The base AmpliPi home audio unit consists of three main circuit boards:

• Amplifier Board: This board contains the 6 stereo class-D PWM amplifiers. We chose class-D for several reasons: They are incredibly efficient (over 90%), run very cool, and when paired with several layers of good bypass caps, can provide massive amounts of power to speakers with minimal power supply headroom. Unlike their linear class-A and B cousins that constantly draw power and dissipate the majority of it into the heatsinks, class-D amplifiers use pulse width modulation to draw power only when it is needed by the speakers. This allowed us to not only create an incredibly efficient system that consumes under 7 watts of power at idle, but also can be passively cooled the majority of the time, with internal fans that activate and adjust their speed according to system temperature.

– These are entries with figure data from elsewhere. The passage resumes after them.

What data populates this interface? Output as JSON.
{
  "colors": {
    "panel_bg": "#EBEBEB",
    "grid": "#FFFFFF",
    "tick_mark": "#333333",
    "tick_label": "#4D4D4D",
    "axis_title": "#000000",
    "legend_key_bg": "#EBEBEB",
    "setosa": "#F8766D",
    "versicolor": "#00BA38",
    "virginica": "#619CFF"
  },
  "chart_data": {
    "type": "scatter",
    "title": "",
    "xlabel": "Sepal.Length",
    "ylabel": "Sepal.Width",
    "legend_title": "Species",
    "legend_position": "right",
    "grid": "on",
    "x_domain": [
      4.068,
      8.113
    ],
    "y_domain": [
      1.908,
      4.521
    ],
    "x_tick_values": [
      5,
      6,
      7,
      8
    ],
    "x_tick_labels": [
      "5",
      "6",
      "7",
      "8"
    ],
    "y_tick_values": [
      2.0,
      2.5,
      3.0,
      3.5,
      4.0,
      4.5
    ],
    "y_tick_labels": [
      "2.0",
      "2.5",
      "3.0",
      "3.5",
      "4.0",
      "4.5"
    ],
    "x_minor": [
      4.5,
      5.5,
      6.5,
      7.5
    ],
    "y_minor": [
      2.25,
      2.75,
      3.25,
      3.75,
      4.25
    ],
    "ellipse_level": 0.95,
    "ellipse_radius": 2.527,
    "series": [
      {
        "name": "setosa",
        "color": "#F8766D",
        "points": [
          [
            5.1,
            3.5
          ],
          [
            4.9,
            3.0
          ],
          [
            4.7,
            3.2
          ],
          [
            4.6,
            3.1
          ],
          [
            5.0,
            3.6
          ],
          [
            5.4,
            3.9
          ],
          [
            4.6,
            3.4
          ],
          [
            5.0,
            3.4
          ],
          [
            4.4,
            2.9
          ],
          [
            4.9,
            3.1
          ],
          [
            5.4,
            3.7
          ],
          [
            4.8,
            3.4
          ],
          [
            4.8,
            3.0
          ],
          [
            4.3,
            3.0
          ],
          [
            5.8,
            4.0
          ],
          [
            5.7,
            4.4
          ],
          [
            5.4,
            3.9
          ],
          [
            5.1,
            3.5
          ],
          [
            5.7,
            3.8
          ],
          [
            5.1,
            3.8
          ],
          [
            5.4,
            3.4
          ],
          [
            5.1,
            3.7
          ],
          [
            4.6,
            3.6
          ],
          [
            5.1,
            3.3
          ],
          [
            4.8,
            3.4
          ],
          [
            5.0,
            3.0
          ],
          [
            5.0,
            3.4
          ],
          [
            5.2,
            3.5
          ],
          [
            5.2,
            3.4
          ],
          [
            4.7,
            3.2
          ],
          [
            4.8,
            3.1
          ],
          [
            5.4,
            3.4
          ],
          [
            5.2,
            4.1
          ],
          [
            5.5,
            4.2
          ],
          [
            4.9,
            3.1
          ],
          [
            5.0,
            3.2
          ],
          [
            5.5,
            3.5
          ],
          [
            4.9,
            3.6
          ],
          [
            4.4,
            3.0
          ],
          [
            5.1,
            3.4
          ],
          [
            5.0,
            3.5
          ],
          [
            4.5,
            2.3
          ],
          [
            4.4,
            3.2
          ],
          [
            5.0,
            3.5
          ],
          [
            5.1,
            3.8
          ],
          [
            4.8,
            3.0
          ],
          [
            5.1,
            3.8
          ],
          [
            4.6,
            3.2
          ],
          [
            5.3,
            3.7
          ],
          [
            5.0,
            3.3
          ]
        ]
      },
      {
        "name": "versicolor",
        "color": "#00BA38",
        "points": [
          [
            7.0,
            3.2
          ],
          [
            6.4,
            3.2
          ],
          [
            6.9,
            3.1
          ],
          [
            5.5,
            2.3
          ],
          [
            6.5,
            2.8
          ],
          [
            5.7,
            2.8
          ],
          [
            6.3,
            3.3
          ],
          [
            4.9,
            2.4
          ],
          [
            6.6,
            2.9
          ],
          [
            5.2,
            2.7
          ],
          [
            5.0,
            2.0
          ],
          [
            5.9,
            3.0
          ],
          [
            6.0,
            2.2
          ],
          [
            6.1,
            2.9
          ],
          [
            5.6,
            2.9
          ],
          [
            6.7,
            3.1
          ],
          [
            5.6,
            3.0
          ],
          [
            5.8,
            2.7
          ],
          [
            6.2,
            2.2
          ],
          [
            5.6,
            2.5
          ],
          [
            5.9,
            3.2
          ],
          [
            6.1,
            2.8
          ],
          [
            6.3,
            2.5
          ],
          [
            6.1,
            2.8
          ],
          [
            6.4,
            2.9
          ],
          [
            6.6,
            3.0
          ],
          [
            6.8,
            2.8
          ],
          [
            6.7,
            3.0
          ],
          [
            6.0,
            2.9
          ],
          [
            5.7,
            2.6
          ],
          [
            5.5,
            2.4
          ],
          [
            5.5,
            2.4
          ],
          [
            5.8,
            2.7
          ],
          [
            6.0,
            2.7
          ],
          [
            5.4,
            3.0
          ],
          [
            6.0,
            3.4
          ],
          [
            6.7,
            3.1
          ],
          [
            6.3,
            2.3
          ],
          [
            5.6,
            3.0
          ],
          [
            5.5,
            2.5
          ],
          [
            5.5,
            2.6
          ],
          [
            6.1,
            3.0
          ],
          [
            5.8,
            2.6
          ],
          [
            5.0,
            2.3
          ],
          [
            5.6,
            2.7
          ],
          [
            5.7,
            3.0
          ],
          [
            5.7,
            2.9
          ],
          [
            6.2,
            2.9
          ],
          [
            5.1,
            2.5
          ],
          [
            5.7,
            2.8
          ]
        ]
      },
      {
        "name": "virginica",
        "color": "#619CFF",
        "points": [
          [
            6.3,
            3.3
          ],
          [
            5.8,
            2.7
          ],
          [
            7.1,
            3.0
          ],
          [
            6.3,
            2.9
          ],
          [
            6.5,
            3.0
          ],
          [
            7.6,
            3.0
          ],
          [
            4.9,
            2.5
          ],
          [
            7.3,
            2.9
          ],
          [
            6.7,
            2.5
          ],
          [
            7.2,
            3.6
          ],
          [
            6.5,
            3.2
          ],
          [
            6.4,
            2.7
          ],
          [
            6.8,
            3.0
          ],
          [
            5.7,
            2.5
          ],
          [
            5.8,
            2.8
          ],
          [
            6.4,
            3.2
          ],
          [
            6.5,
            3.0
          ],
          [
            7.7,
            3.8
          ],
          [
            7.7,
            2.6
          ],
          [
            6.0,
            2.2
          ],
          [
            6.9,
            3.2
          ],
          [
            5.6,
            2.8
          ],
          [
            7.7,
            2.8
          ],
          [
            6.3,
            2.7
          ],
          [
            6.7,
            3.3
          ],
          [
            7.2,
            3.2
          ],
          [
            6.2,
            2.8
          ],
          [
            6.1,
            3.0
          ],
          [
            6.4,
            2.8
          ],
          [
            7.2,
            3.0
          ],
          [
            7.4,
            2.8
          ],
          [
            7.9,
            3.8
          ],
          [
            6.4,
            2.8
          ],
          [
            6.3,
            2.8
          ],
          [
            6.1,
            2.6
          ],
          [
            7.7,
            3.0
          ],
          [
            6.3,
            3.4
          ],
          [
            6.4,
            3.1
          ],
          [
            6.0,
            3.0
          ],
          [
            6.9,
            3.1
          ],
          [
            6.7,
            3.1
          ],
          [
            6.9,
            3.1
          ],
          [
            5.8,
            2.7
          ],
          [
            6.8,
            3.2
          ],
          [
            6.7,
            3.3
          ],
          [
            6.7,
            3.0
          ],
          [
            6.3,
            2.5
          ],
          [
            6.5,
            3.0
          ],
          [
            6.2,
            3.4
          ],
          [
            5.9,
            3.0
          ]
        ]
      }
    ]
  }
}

• Preamp Board: This board contains a 6x4 audio matrix switching system and volume control network that is managed by an STM32F030 ARM microcontroller. The ARM MCU also controls the mute and power settings for the amplifiers. High-level control is done over the I2C bus through a simple register interface. An interesting feature of the matrix switching system is that it is capable of input channel mixing; small changes to the firmware would allow the user to mix multiple inputs on one or more outputs.

• Controller Board: This board contains the RPi Compute Module 3+ and audio DACs. The RPi module runs the Raspberry Pi OS (a Debian-based Linux OS) and provides a complete embedded hosting platform for the API interface, Web App server, and streaming music clients (Pandora, AirPlay, Spotify, etc). The RPi module also communicates with the STM ARM MCU on the Preamp board over I2C to control the muxing and amplification systems. Access to the OS can be achieved over the Ethernet interface via SSH or locally using the HDMI and USB ports. A USB service port is provided to perform OS updates.

Along with the 3 main system boards, the AmpliPi controller also contains a high-efficiency (over 85%) Mean Well switching power supply and a power distribution board. The power distribution board creates all the various analog and digital voltage rails required by the system. This board allows all supplies, with the exception of the core 5V Raspberry Pi power, to be disabled when the system is in a standby state. Through our active power management implementation, we are able to achieve a standby power consumption under 7 Watts.

A small display is also included on the main AmpliPi controller. It ships from the factory configured to display vital system information such as current IP address, system utilization, and volume levels, however it can be configured to display whatever the user would like using the included software.